Abstract: The Fair Trade Experiment in California: Edna Gleason and the Druggists' Campaign, 1929-1933

Laura D. Phillips


An unlikely leader in the California fair trade movement, Edna Gleason, known as the "Mother of Fair Trade," exemplified the dual appeal of woman as citizen-consumer and business person as protector of the public interest. A self-taught pharmacist and entrepreneur, Gleason led first local, then regional, and finally national efforts to protect retail proprietors from aggressive price-cutting by chain store competitors.
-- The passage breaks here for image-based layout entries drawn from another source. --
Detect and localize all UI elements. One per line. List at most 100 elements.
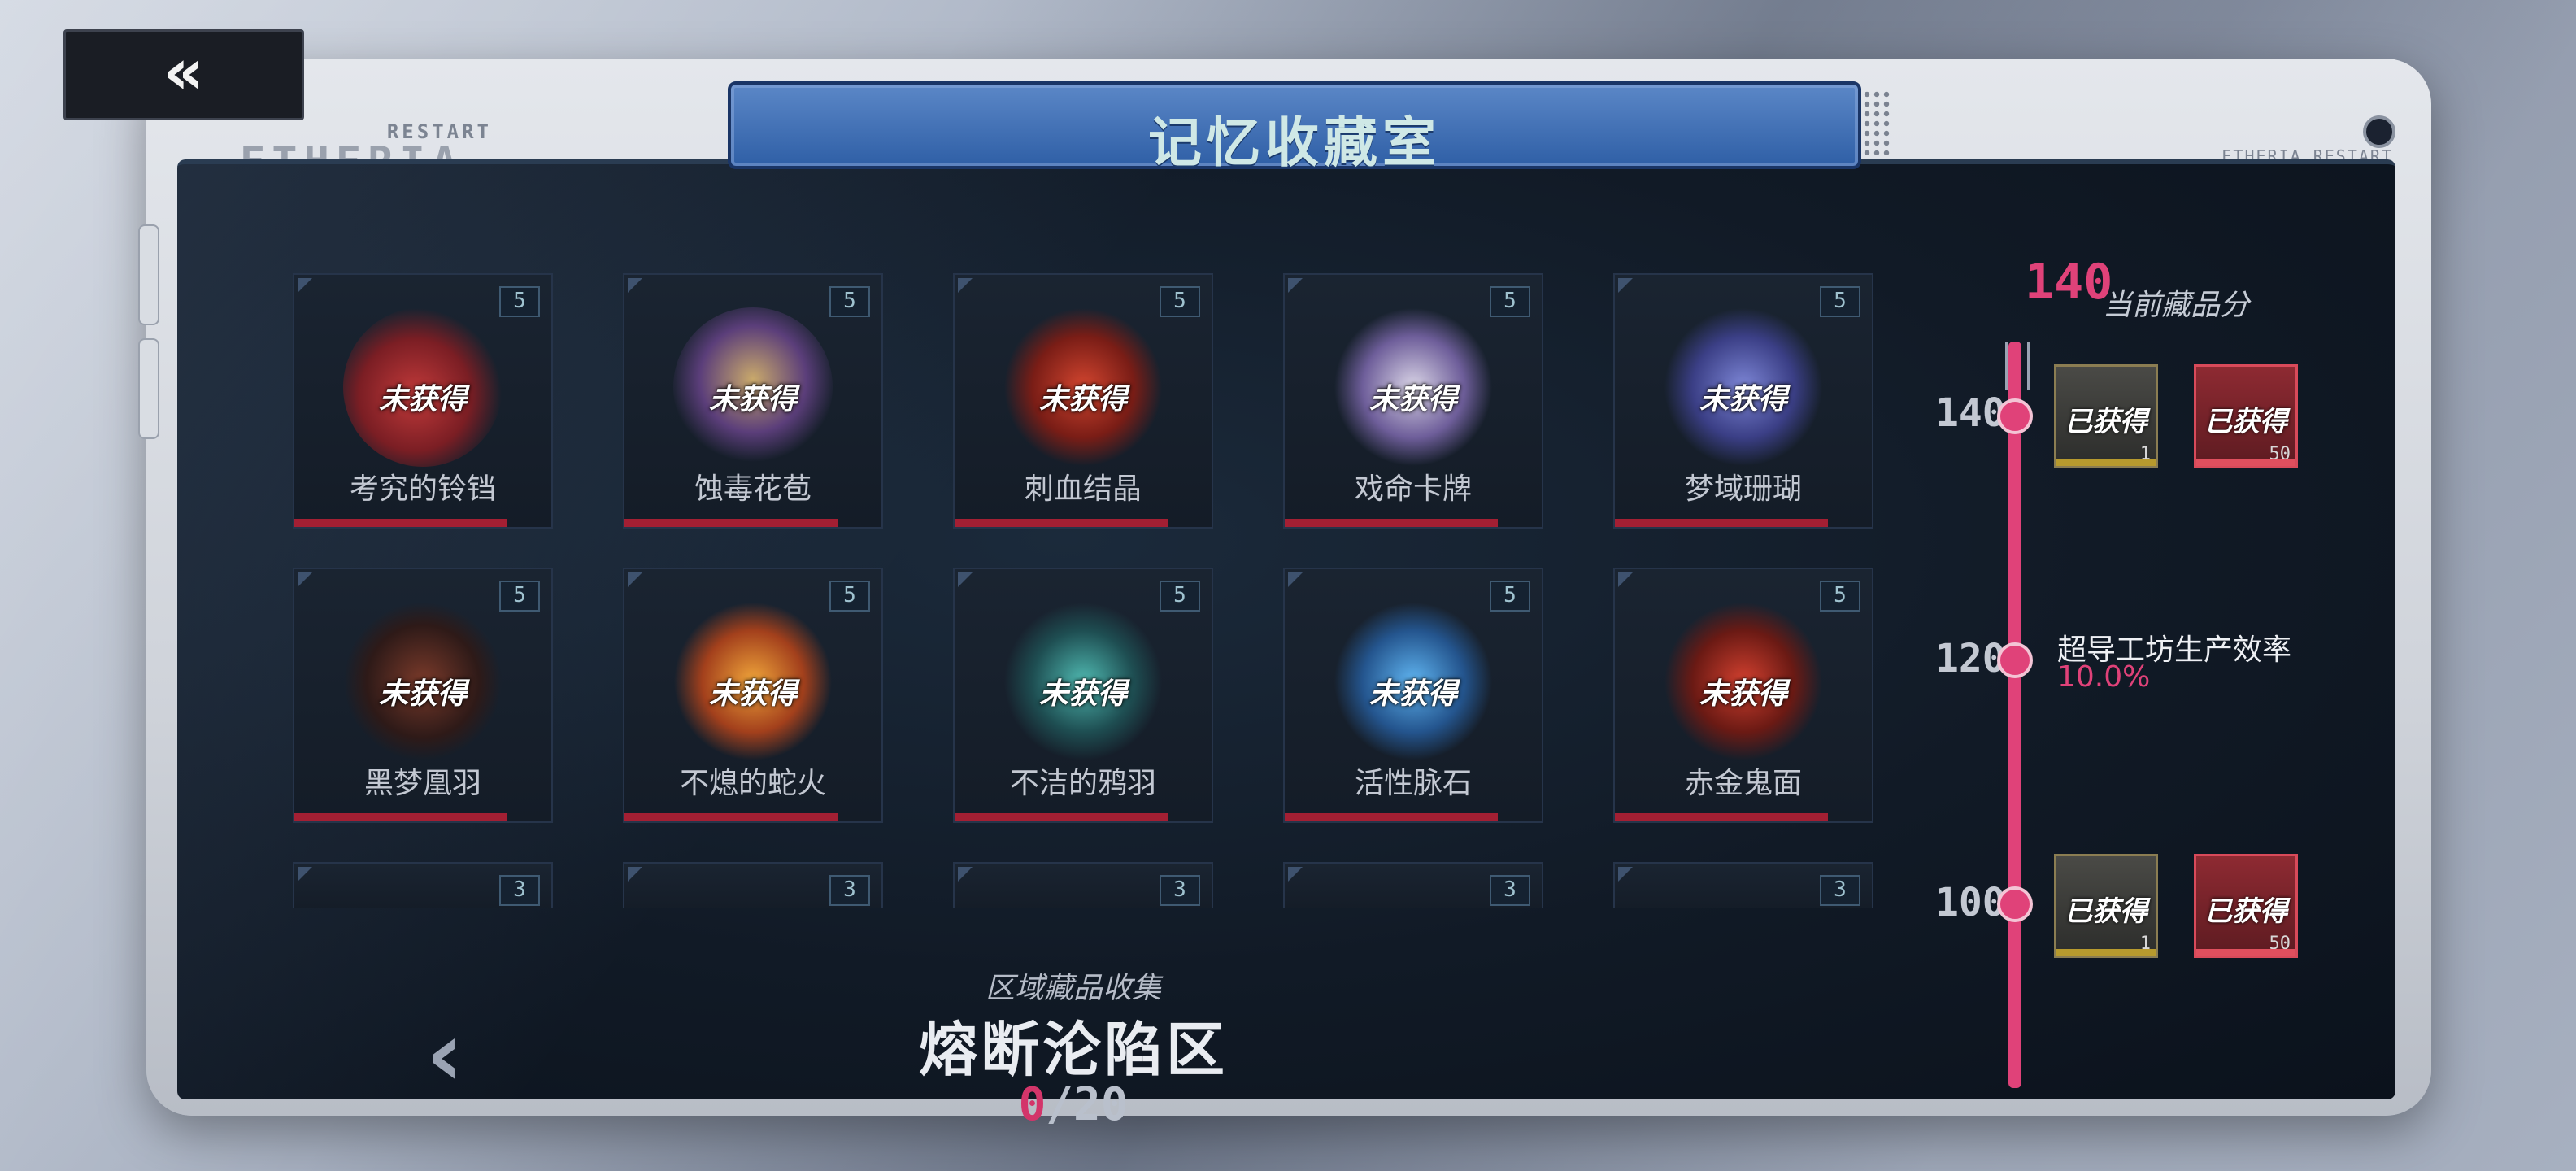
reward-bar — [2196, 459, 2295, 466]
item-name: 蚀毒花苞 — [694, 472, 812, 506]
reward-status: 已获得 — [2065, 895, 2147, 928]
status-label: 未获得 — [1038, 383, 1127, 416]
card-corner — [298, 278, 312, 293]
collection-card[interactable]: 3 — [623, 862, 883, 908]
status-label: 未获得 — [378, 677, 467, 711]
collection-card[interactable]: 3 — [1283, 862, 1543, 908]
collection-card[interactable]: 3 — [1613, 862, 1873, 908]
reward-bar — [2056, 459, 2156, 466]
item-name: 不熄的蛇火 — [679, 767, 826, 800]
collection-card[interactable]: 5 未获得 考究的铃铛 — [293, 273, 553, 529]
item-name: 赤金鬼面 — [1684, 767, 1802, 800]
chevron-left-icon: ‹ — [426, 1002, 463, 1106]
collection-card[interactable]: 5 未获得 赤金鬼面 — [1613, 568, 1873, 823]
item-name: 刺血结晶 — [1024, 472, 1142, 506]
reward-item[interactable]: 已获得 1 — [2054, 854, 2158, 958]
points-badge: 5 — [1160, 581, 1200, 612]
item-name: 梦域珊瑚 — [1684, 472, 1802, 506]
reward-status: 已获得 — [2065, 406, 2147, 438]
region-progress: 0/20 — [935, 1078, 1212, 1131]
points-badge: 3 — [1160, 875, 1200, 906]
region-subtitle: 区域藏品收集 — [985, 972, 1161, 1005]
item-name: 活性脉石 — [1354, 767, 1472, 800]
title-banner: 记忆收藏室 — [728, 81, 1861, 174]
points-badge: 3 — [499, 875, 540, 906]
back-button[interactable]: « — [63, 29, 304, 120]
status-label: 未获得 — [708, 383, 797, 416]
status-label: 未获得 — [1368, 383, 1457, 416]
card-corner — [1288, 278, 1303, 293]
card-corner — [628, 572, 642, 587]
status-label: 未获得 — [708, 677, 797, 711]
collection-card[interactable]: 5 未获得 刺血结晶 — [953, 273, 1213, 529]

For Gleason and her fellow trade association members, fair trade entailed association management of trade practices, including service guarantees, quality controls, cost accounting methods, and price scheduling between manufacturer and retailer. She spearheaded the California campaign for fair trade legislation that exempted proprietors from antitrust prosecution when contractually seeking these goals. Ultimately, the California fair trade movement exercised a decisive influence on the national political economy. As it succeeded in protecting proprietary capitalists and stabilizing retail prices in the drug industry, similar goals pursued by the National Recovery Administration were axed by the Supreme Court, making room for new legislation to stabilize the economy. While the conventional history of trade association regulation dismisses these efforts as rent-seeking or doomed to collective action failure, this paper recovers a viable alternative vision of American capitalism.